Dalam sebuah kesempatan, Tuhan pernah dengan keras memperingatkan orang Israel mengenai kisah istri Lot (Luk. 17:32). Kalau sampai Tuhan mengingatkan kita kepada peristiwa istri Lot, pasti kejadian itu memuat kebenaran yang harus kita perhatikan. Jangan kita memandang kisah-kisah yang ditulis dalam Alkitab seperti barang di museum, hanya mengenangnya tetapi tidak memiliki kaitan dengan kita secara dekat atau lekat. Alkitab harus menjadi kisah yang hidup seakan-akan kita ada di dalamnya. Seakan-akan peristiwa itu sedang terulang dalam bentuk lain namun dengan esensi yang sama. Memang apa yang terjadi di dalam Alkitab berlangsung kembali dalam hidup manusia. Hanya, bentuknya berbeda pada masing-masing individu, tetapi esensinya sama. Sebab kalau intinya tidak sama, pasti Tuhan tidak akan menyinggung mengenai istri Lot. Tuhan pasti tidak akan berkata, “Ingatlah akan istri Lot.”  Pernyataan ini merupakan peringatan agar kita tidak “kembali ke dunia.” Kita harus mengenakan kehidupan yang tidak sama dengan dunia ini. 

Ketegangan Lot dapat kita ambil alih menjadi ketegangan kita, sehingga Alkitab menjadi hidup. “Mengambil ketegangan” di sini maksudnya menempatkan diri seolah-olah kejadian Lot yang keluar dari Sodom terulang pada kita hari ini. Perbedaannya, kita tidak keluar dari dunia secara fisik, tapi kita harus berkejaran dengan waktu untuk keluar dari cara hidup dunia yang membinasakan. Banyak orang tidak melakukan hal ini. Mereka membaca Alkitab seakan kisah dongeng yang berlalu begitu saja. Ketika membaca Alkitab, kita harus mulai menyalakan kegentaran seakan-akan kita mengambil bagian dalam perjuangan tokoh yang sedang dibaca. Untuk mulai membiasakan hal ini, kita harus merenungkan Firman siang dan malam. Kita harus berani membuat dunia baru, tidak ikut dalam kancah pergumulan hidup seperti anak-anak dunia, karena kita memiliki ladang pergumulan. Ketika Tuhan Yesus mengutip sebuah kisah Alkitab, Ia tidak pernah salah kutip. Tuhan Yesus tidak pernah mengambil kisah Yosafat—Allah berperang ganti Israel—sebagai pelajaran yang hanya menekankan kehidupan yang menyangkut pemenuhan kebutuhan jasmani. Tetapi Yesus pasti mengarahkan kita kepada hal-hal yang rohani atau hal-hal kekekalan. 

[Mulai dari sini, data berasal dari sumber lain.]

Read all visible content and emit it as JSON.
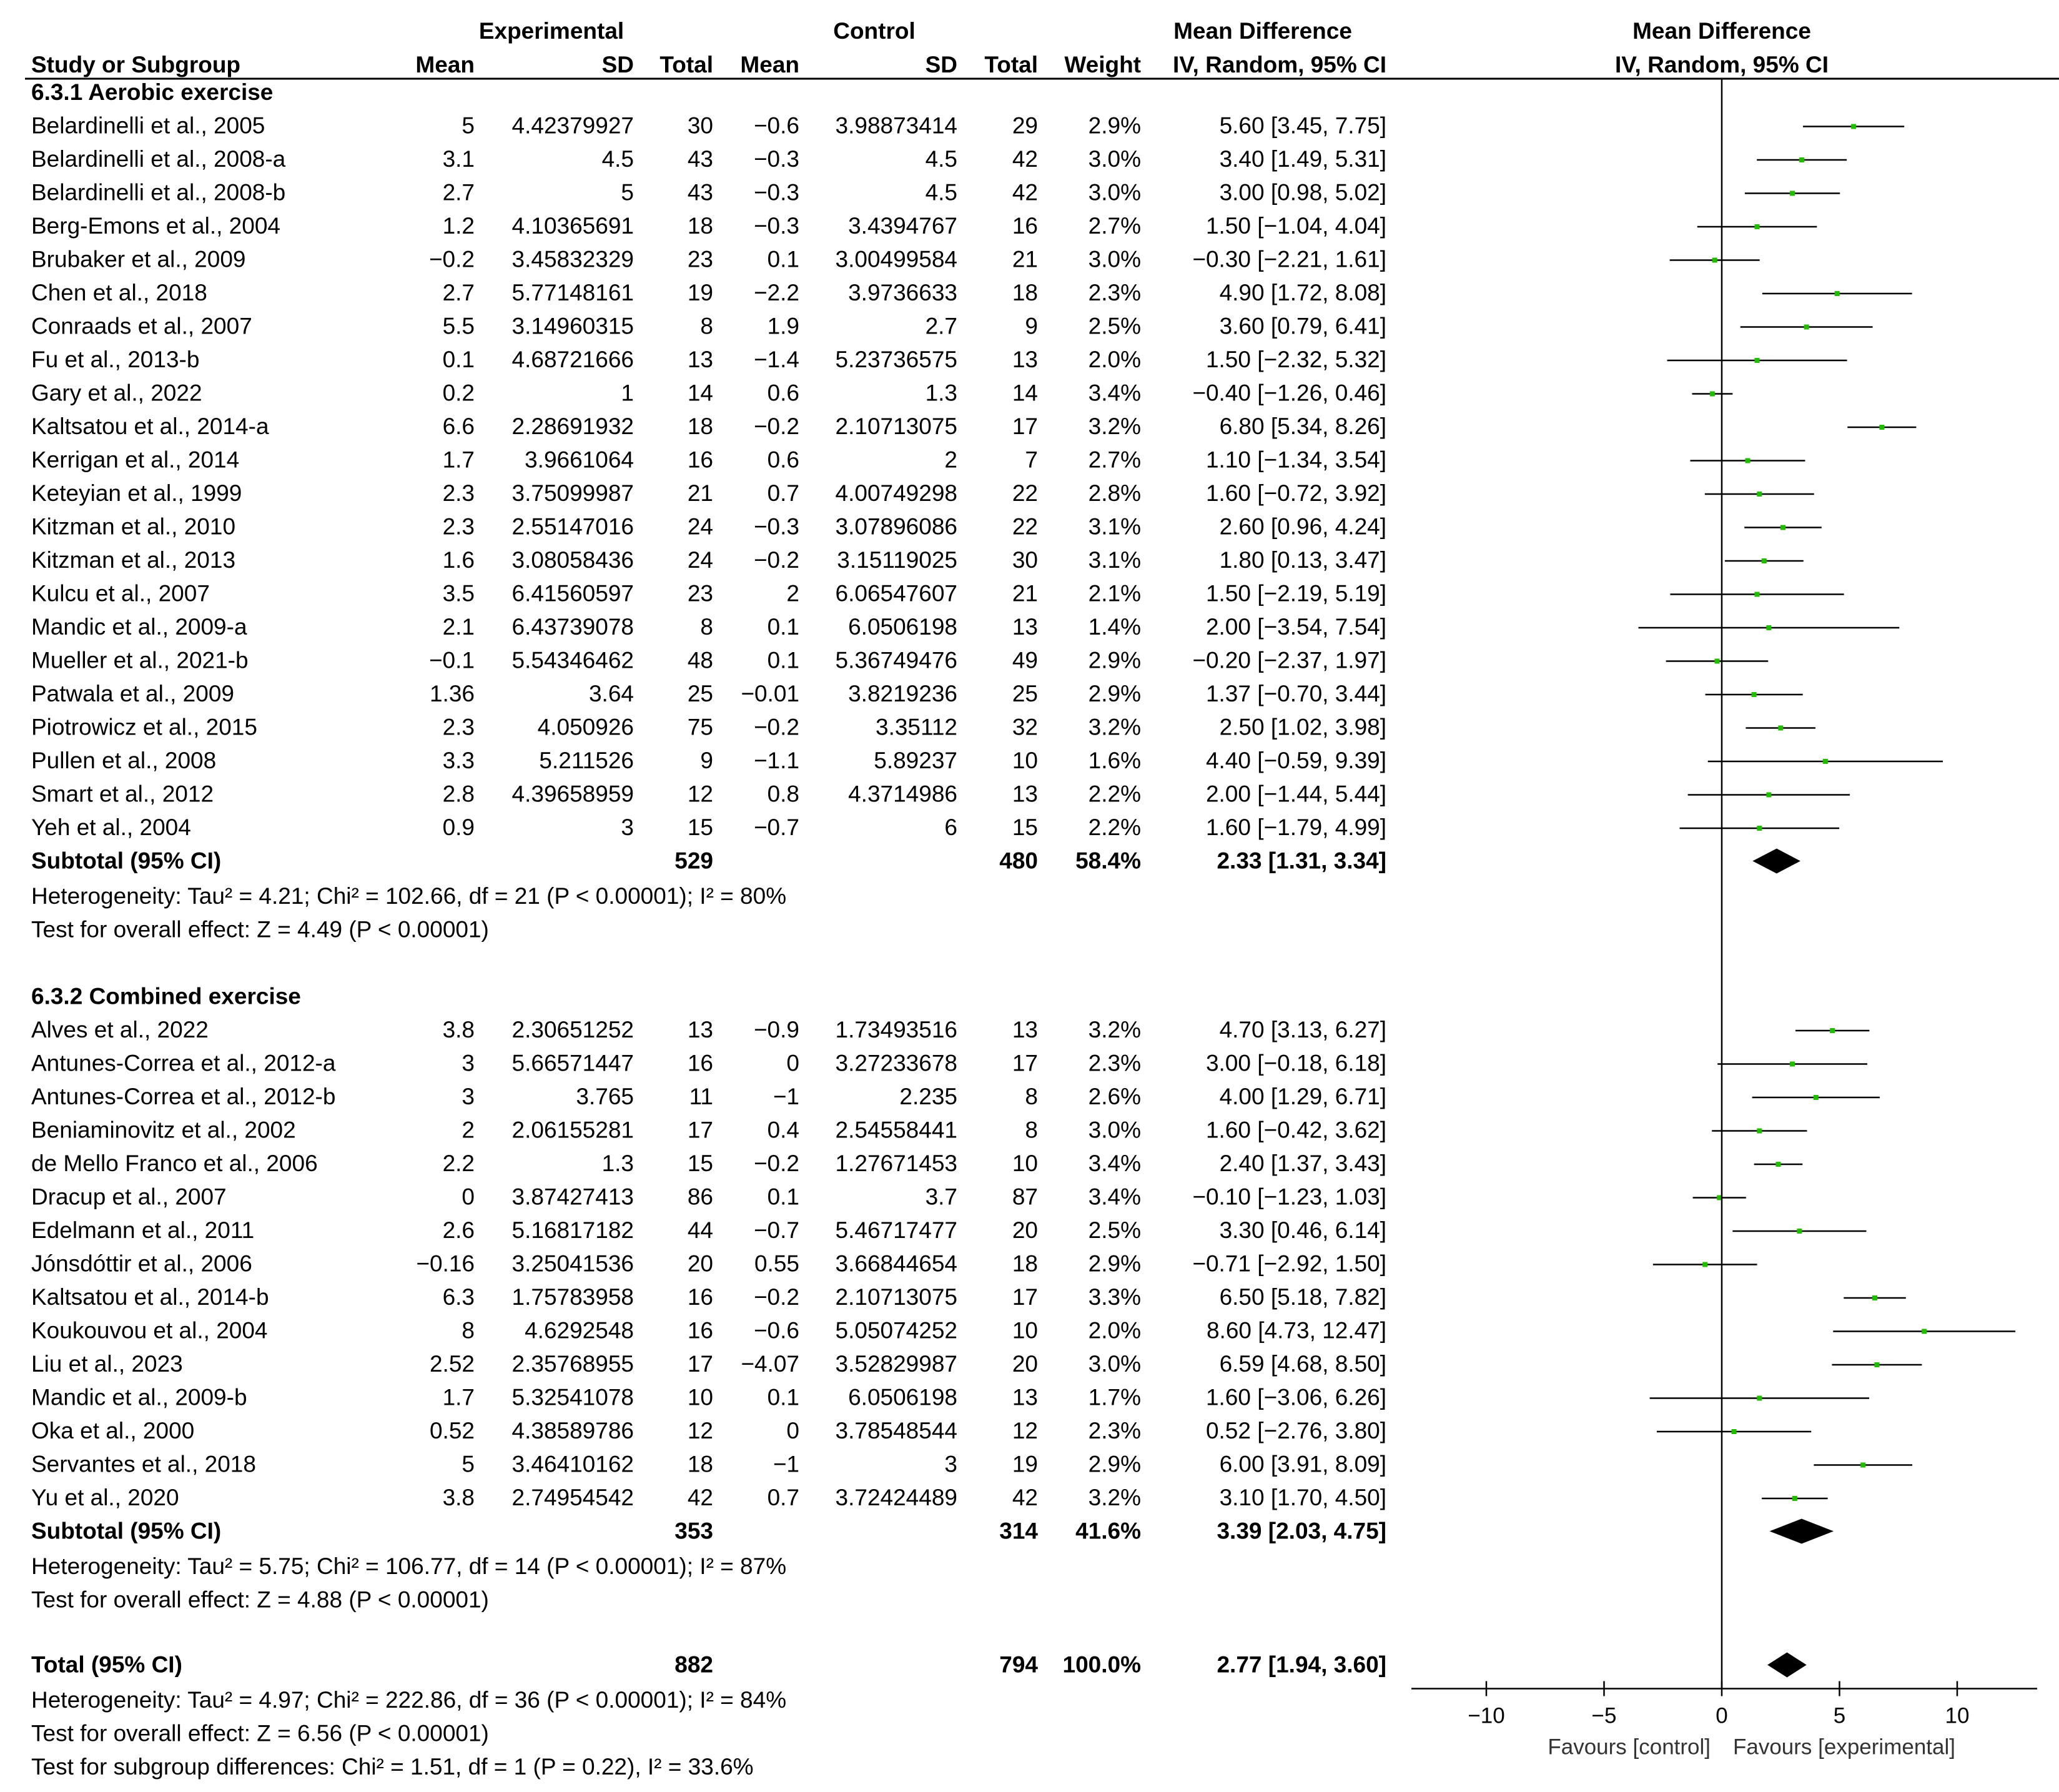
{
  "headers": {
    "experimental": "Experimental",
    "control": "Control",
    "mean_difference": "Mean Difference",
    "study": "Study or Subgroup",
    "mean": "Mean",
    "sd": "SD",
    "total": "Total",
    "weight": "Weight",
    "method": "IV, Random, 95% CI"
  },
  "colors": {
    "point": "#22bb00",
    "line": "#000000",
    "diamond": "#000000"
  },
  "chart_data": {
    "type": "forest",
    "title": "Mean Difference IV, Random, 95% CI",
    "xlim": [
      -13,
      13
    ],
    "ticks": [
      {
        "value": -10,
        "label": "−10"
      },
      {
        "value": -5,
        "label": "−5"
      },
      {
        "value": 0,
        "label": "0"
      },
      {
        "value": 5,
        "label": "5"
      },
      {
        "value": 10,
        "label": "10"
      }
    ],
    "favours_left": "Favours [control]",
    "favours_right": "Favours [experimental]",
    "groups": [
      {
        "title": "6.3.1 Aerobic exercise",
        "studies": [
          {
            "name": "Belardinelli et al., 2005",
            "e_mean": "5",
            "e_sd": "4.42379927",
            "e_total": "30",
            "c_mean": "−0.6",
            "c_sd": "3.98873414",
            "c_total": "29",
            "weight": "2.9%",
            "ci_text": "5.60 [3.45, 7.75]",
            "md": 5.6,
            "lo": 3.45,
            "hi": 7.75
          },
          {
            "name": "Belardinelli et al., 2008-a",
            "e_mean": "3.1",
            "e_sd": "4.5",
            "e_total": "43",
            "c_mean": "−0.3",
            "c_sd": "4.5",
            "c_total": "42",
            "weight": "3.0%",
            "ci_text": "3.40 [1.49, 5.31]",
            "md": 3.4,
            "lo": 1.49,
            "hi": 5.31
          },
          {
            "name": "Belardinelli et al., 2008-b",
            "e_mean": "2.7",
            "e_sd": "5",
            "e_total": "43",
            "c_mean": "−0.3",
            "c_sd": "4.5",
            "c_total": "42",
            "weight": "3.0%",
            "ci_text": "3.00 [0.98, 5.02]",
            "md": 3.0,
            "lo": 0.98,
            "hi": 5.02
          },
          {
            "name": "Berg-Emons et al., 2004",
            "e_mean": "1.2",
            "e_sd": "4.10365691",
            "e_total": "18",
            "c_mean": "−0.3",
            "c_sd": "3.4394767",
            "c_total": "16",
            "weight": "2.7%",
            "ci_text": "1.50 [−1.04, 4.04]",
            "md": 1.5,
            "lo": -1.04,
            "hi": 4.04
          },
          {
            "name": "Brubaker et al., 2009",
            "e_mean": "−0.2",
            "e_sd": "3.45832329",
            "e_total": "23",
            "c_mean": "0.1",
            "c_sd": "3.00499584",
            "c_total": "21",
            "weight": "3.0%",
            "ci_text": "−0.30 [−2.21, 1.61]",
            "md": -0.3,
            "lo": -2.21,
            "hi": 1.61
          },
          {
            "name": "Chen et al., 2018",
            "e_mean": "2.7",
            "e_sd": "5.77148161",
            "e_total": "19",
            "c_mean": "−2.2",
            "c_sd": "3.9736633",
            "c_total": "18",
            "weight": "2.3%",
            "ci_text": "4.90 [1.72, 8.08]",
            "md": 4.9,
            "lo": 1.72,
            "hi": 8.08
          },
          {
            "name": "Conraads et al., 2007",
            "e_mean": "5.5",
            "e_sd": "3.14960315",
            "e_total": "8",
            "c_mean": "1.9",
            "c_sd": "2.7",
            "c_total": "9",
            "weight": "2.5%",
            "ci_text": "3.60 [0.79, 6.41]",
            "md": 3.6,
            "lo": 0.79,
            "hi": 6.41
          },
          {
            "name": "Fu et al., 2013-b",
            "e_mean": "0.1",
            "e_sd": "4.68721666",
            "e_total": "13",
            "c_mean": "−1.4",
            "c_sd": "5.23736575",
            "c_total": "13",
            "weight": "2.0%",
            "ci_text": "1.50 [−2.32, 5.32]",
            "md": 1.5,
            "lo": -2.32,
            "hi": 5.32
          },
          {
            "name": "Gary et al., 2022",
            "e_mean": "0.2",
            "e_sd": "1",
            "e_total": "14",
            "c_mean": "0.6",
            "c_sd": "1.3",
            "c_total": "14",
            "weight": "3.4%",
            "ci_text": "−0.40 [−1.26, 0.46]",
            "md": -0.4,
            "lo": -1.26,
            "hi": 0.46
          },
          {
            "name": "Kaltsatou et al., 2014-a",
            "e_mean": "6.6",
            "e_sd": "2.28691932",
            "e_total": "18",
            "c_mean": "−0.2",
            "c_sd": "2.10713075",
            "c_total": "17",
            "weight": "3.2%",
            "ci_text": "6.80 [5.34, 8.26]",
            "md": 6.8,
            "lo": 5.34,
            "hi": 8.26
          },
          {
            "name": "Kerrigan et al., 2014",
            "e_mean": "1.7",
            "e_sd": "3.9661064",
            "e_total": "16",
            "c_mean": "0.6",
            "c_sd": "2",
            "c_total": "7",
            "weight": "2.7%",
            "ci_text": "1.10 [−1.34, 3.54]",
            "md": 1.1,
            "lo": -1.34,
            "hi": 3.54
          },
          {
            "name": "Keteyian et al., 1999",
            "e_mean": "2.3",
            "e_sd": "3.75099987",
            "e_total": "21",
            "c_mean": "0.7",
            "c_sd": "4.00749298",
            "c_total": "22",
            "weight": "2.8%",
            "ci_text": "1.60 [−0.72, 3.92]",
            "md": 1.6,
            "lo": -0.72,
            "hi": 3.92
          },
          {
            "name": "Kitzman et al., 2010",
            "e_mean": "2.3",
            "e_sd": "2.55147016",
            "e_total": "24",
            "c_mean": "−0.3",
            "c_sd": "3.07896086",
            "c_total": "22",
            "weight": "3.1%",
            "ci_text": "2.60 [0.96, 4.24]",
            "md": 2.6,
            "lo": 0.96,
            "hi": 4.24
          },
          {
            "name": "Kitzman et al., 2013",
            "e_mean": "1.6",
            "e_sd": "3.08058436",
            "e_total": "24",
            "c_mean": "−0.2",
            "c_sd": "3.15119025",
            "c_total": "30",
            "weight": "3.1%",
            "ci_text": "1.80 [0.13, 3.47]",
            "md": 1.8,
            "lo": 0.13,
            "hi": 3.47
          },
          {
            "name": "Kulcu et al., 2007",
            "e_mean": "3.5",
            "e_sd": "6.41560597",
            "e_total": "23",
            "c_mean": "2",
            "c_sd": "6.06547607",
            "c_total": "21",
            "weight": "2.1%",
            "ci_text": "1.50 [−2.19, 5.19]",
            "md": 1.5,
            "lo": -2.19,
            "hi": 5.19
          },
          {
            "name": "Mandic et al., 2009-a",
            "e_mean": "2.1",
            "e_sd": "6.43739078",
            "e_total": "8",
            "c_mean": "0.1",
            "c_sd": "6.0506198",
            "c_total": "13",
            "weight": "1.4%",
            "ci_text": "2.00 [−3.54, 7.54]",
            "md": 2.0,
            "lo": -3.54,
            "hi": 7.54
          },
          {
            "name": "Mueller et al., 2021-b",
            "e_mean": "−0.1",
            "e_sd": "5.54346462",
            "e_total": "48",
            "c_mean": "0.1",
            "c_sd": "5.36749476",
            "c_total": "49",
            "weight": "2.9%",
            "ci_text": "−0.20 [−2.37, 1.97]",
            "md": -0.2,
            "lo": -2.37,
            "hi": 1.97
          },
          {
            "name": "Patwala et al., 2009",
            "e_mean": "1.36",
            "e_sd": "3.64",
            "e_total": "25",
            "c_mean": "−0.01",
            "c_sd": "3.8219236",
            "c_total": "25",
            "weight": "2.9%",
            "ci_text": "1.37 [−0.70, 3.44]",
            "md": 1.37,
            "lo": -0.7,
            "hi": 3.44
          },
          {
            "name": "Piotrowicz et al., 2015",
            "e_mean": "2.3",
            "e_sd": "4.050926",
            "e_total": "75",
            "c_mean": "−0.2",
            "c_sd": "3.35112",
            "c_total": "32",
            "weight": "3.2%",
            "ci_text": "2.50 [1.02, 3.98]",
            "md": 2.5,
            "lo": 1.02,
            "hi": 3.98
          },
          {
            "name": "Pullen et al., 2008",
            "e_mean": "3.3",
            "e_sd": "5.211526",
            "e_total": "9",
            "c_mean": "−1.1",
            "c_sd": "5.89237",
            "c_total": "10",
            "weight": "1.6%",
            "ci_text": "4.40 [−0.59, 9.39]",
            "md": 4.4,
            "lo": -0.59,
            "hi": 9.39
          },
          {
            "name": "Smart et al., 2012",
            "e_mean": "2.8",
            "e_sd": "4.39658959",
            "e_total": "12",
            "c_mean": "0.8",
            "c_sd": "4.3714986",
            "c_total": "13",
            "weight": "2.2%",
            "ci_text": "2.00 [−1.44, 5.44]",
            "md": 2.0,
            "lo": -1.44,
            "hi": 5.44
          },
          {
            "name": "Yeh et al., 2004",
            "e_mean": "0.9",
            "e_sd": "3",
            "e_total": "15",
            "c_mean": "−0.7",
            "c_sd": "6",
            "c_total": "15",
            "weight": "2.2%",
            "ci_text": "1.60 [−1.79, 4.99]",
            "md": 1.6,
            "lo": -1.79,
            "hi": 4.99
          }
        ],
        "subtotal": {
          "label": "Subtotal (95% CI)",
          "e_total": "529",
          "c_total": "480",
          "weight": "58.4%",
          "ci_text": "2.33 [1.31, 3.34]",
          "md": 2.33,
          "lo": 1.31,
          "hi": 3.34
        },
        "heterogeneity": "Heterogeneity: Tau² = 4.21; Chi² = 102.66, df = 21 (P < 0.00001); I² = 80%",
        "overall": "Test for overall effect: Z = 4.49 (P < 0.00001)"
      },
      {
        "title": "6.3.2 Combined exercise",
        "studies": [
          {
            "name": "Alves et al., 2022",
            "e_mean": "3.8",
            "e_sd": "2.30651252",
            "e_total": "13",
            "c_mean": "−0.9",
            "c_sd": "1.73493516",
            "c_total": "13",
            "weight": "3.2%",
            "ci_text": "4.70 [3.13, 6.27]",
            "md": 4.7,
            "lo": 3.13,
            "hi": 6.27
          },
          {
            "name": "Antunes-Correa et al., 2012-a",
            "e_mean": "3",
            "e_sd": "5.66571447",
            "e_total": "16",
            "c_mean": "0",
            "c_sd": "3.27233678",
            "c_total": "17",
            "weight": "2.3%",
            "ci_text": "3.00 [−0.18, 6.18]",
            "md": 3.0,
            "lo": -0.18,
            "hi": 6.18
          },
          {
            "name": "Antunes-Correa et al., 2012-b",
            "e_mean": "3",
            "e_sd": "3.765",
            "e_total": "11",
            "c_mean": "−1",
            "c_sd": "2.235",
            "c_total": "8",
            "weight": "2.6%",
            "ci_text": "4.00 [1.29, 6.71]",
            "md": 4.0,
            "lo": 1.29,
            "hi": 6.71
          },
          {
            "name": "Beniaminovitz et al., 2002",
            "e_mean": "2",
            "e_sd": "2.06155281",
            "e_total": "17",
            "c_mean": "0.4",
            "c_sd": "2.54558441",
            "c_total": "8",
            "weight": "3.0%",
            "ci_text": "1.60 [−0.42, 3.62]",
            "md": 1.6,
            "lo": -0.42,
            "hi": 3.62
          },
          {
            "name": "de Mello Franco et al., 2006",
            "e_mean": "2.2",
            "e_sd": "1.3",
            "e_total": "15",
            "c_mean": "−0.2",
            "c_sd": "1.27671453",
            "c_total": "10",
            "weight": "3.4%",
            "ci_text": "2.40 [1.37, 3.43]",
            "md": 2.4,
            "lo": 1.37,
            "hi": 3.43
          },
          {
            "name": "Dracup et al., 2007",
            "e_mean": "0",
            "e_sd": "3.87427413",
            "e_total": "86",
            "c_mean": "0.1",
            "c_sd": "3.7",
            "c_total": "87",
            "weight": "3.4%",
            "ci_text": "−0.10 [−1.23, 1.03]",
            "md": -0.1,
            "lo": -1.23,
            "hi": 1.03
          },
          {
            "name": "Edelmann et al., 2011",
            "e_mean": "2.6",
            "e_sd": "5.16817182",
            "e_total": "44",
            "c_mean": "−0.7",
            "c_sd": "5.46717477",
            "c_total": "20",
            "weight": "2.5%",
            "ci_text": "3.30 [0.46, 6.14]",
            "md": 3.3,
            "lo": 0.46,
            "hi": 6.14
          },
          {
            "name": "Jónsdóttir et al., 2006",
            "e_mean": "−0.16",
            "e_sd": "3.25041536",
            "e_total": "20",
            "c_mean": "0.55",
            "c_sd": "3.66844654",
            "c_total": "18",
            "weight": "2.9%",
            "ci_text": "−0.71 [−2.92, 1.50]",
            "md": -0.71,
            "lo": -2.92,
            "hi": 1.5
          },
          {
            "name": "Kaltsatou et al., 2014-b",
            "e_mean": "6.3",
            "e_sd": "1.75783958",
            "e_total": "16",
            "c_mean": "−0.2",
            "c_sd": "2.10713075",
            "c_total": "17",
            "weight": "3.3%",
            "ci_text": "6.50 [5.18, 7.82]",
            "md": 6.5,
            "lo": 5.18,
            "hi": 7.82
          },
          {
            "name": "Koukouvou et al., 2004",
            "e_mean": "8",
            "e_sd": "4.6292548",
            "e_total": "16",
            "c_mean": "−0.6",
            "c_sd": "5.05074252",
            "c_total": "10",
            "weight": "2.0%",
            "ci_text": "8.60 [4.73, 12.47]",
            "md": 8.6,
            "lo": 4.73,
            "hi": 12.47
          },
          {
            "name": "Liu et al., 2023",
            "e_mean": "2.52",
            "e_sd": "2.35768955",
            "e_total": "17",
            "c_mean": "−4.07",
            "c_sd": "3.52829987",
            "c_total": "20",
            "weight": "3.0%",
            "ci_text": "6.59 [4.68, 8.50]",
            "md": 6.59,
            "lo": 4.68,
            "hi": 8.5
          },
          {
            "name": "Mandic et al., 2009-b",
            "e_mean": "1.7",
            "e_sd": "5.32541078",
            "e_total": "10",
            "c_mean": "0.1",
            "c_sd": "6.0506198",
            "c_total": "13",
            "weight": "1.7%",
            "ci_text": "1.60 [−3.06, 6.26]",
            "md": 1.6,
            "lo": -3.06,
            "hi": 6.26
          },
          {
            "name": "Oka et al., 2000",
            "e_mean": "0.52",
            "e_sd": "4.38589786",
            "e_total": "12",
            "c_mean": "0",
            "c_sd": "3.78548544",
            "c_total": "12",
            "weight": "2.3%",
            "ci_text": "0.52 [−2.76, 3.80]",
            "md": 0.52,
            "lo": -2.76,
            "hi": 3.8
          },
          {
            "name": "Servantes et al., 2018",
            "e_mean": "5",
            "e_sd": "3.46410162",
            "e_total": "18",
            "c_mean": "−1",
            "c_sd": "3",
            "c_total": "19",
            "weight": "2.9%",
            "ci_text": "6.00 [3.91, 8.09]",
            "md": 6.0,
            "lo": 3.91,
            "hi": 8.09
          },
          {
            "name": "Yu et al., 2020",
            "e_mean": "3.8",
            "e_sd": "2.74954542",
            "e_total": "42",
            "c_mean": "0.7",
            "c_sd": "3.72424489",
            "c_total": "42",
            "weight": "3.2%",
            "ci_text": "3.10 [1.70, 4.50]",
            "md": 3.1,
            "lo": 1.7,
            "hi": 4.5
          }
        ],
        "subtotal": {
          "label": "Subtotal (95% CI)",
          "e_total": "353",
          "c_total": "314",
          "weight": "41.6%",
          "ci_text": "3.39 [2.03, 4.75]",
          "md": 3.39,
          "lo": 2.03,
          "hi": 4.75
        },
        "heterogeneity": "Heterogeneity: Tau² = 5.75; Chi² = 106.77, df = 14 (P < 0.00001); I² = 87%",
        "overall": "Test for overall effect: Z = 4.88 (P < 0.00001)"
      }
    ],
    "total": {
      "label": "Total (95% CI)",
      "e_total": "882",
      "c_total": "794",
      "weight": "100.0%",
      "ci_text": "2.77 [1.94, 3.60]",
      "md": 2.77,
      "lo": 1.94,
      "hi": 3.6
    },
    "footer": [
      "Heterogeneity: Tau² = 4.97; Chi² = 222.86, df = 36 (P < 0.00001); I² = 84%",
      "Test for overall effect: Z = 6.56 (P < 0.00001)",
      "Test for subgroup differences: Chi² = 1.51, df = 1 (P = 0.22), I² = 33.6%"
    ]
  }
}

Apa yang dikutip Tuhan di Perjanjian Lama, itu yang harus kita perhatikan dengan serius. Bukan berarti kita tidak boleh memungut kisah-kisah di Perjanjian Lama. Kisah Perjanjian Lama harus dibaca dalam hubungannya dengan pusat atau episentrumnya, yaitu Perjanjian Baru dan Yesus. Banyak orang sewenang-wenang mengambil ayat Perjanjian Lama lalu mengenakannya dalam hidup orang Kristen yang seharusnya pusat atau episentrumnya adalah Perjanjian Baru dan Tuhan Yesus. Seharusnya apa yang dikutip Tuhan Yesus di Perjanjian Lama dihidupkan secara terus-menerus, karena bertalian dengan standar umat Perjanjian Baru. Semua tulisan yang diilhamkan Allah, termasuk Perjanjian Lama, mengandung kebenaran (2Tim. 3:16). Kalau sebuah kisah sampai dikutip oleh Tuhan Yesus, pasti kebenarannya luar biasa, seperti misalnya kisah istri Lot. Tuhan pasti memiliki tujuan yang kuat untuk memperingatkan bahwa tugas kita adalah masuk dalam pergumulan itu dan menyalakan kegentaran dalam diri kita secara konsisten. Kiranya api atau gairah yang pernah membara di hati orang-orang benar, juga menyala di hati kita karena kita di pihak yang sama dengan orang-orang benar dalam Alkitab. Jangan sampai kita berdiri di pihak istri Lot yang tidak merasa memiliki kegentaran terhadap kekudusan Allah.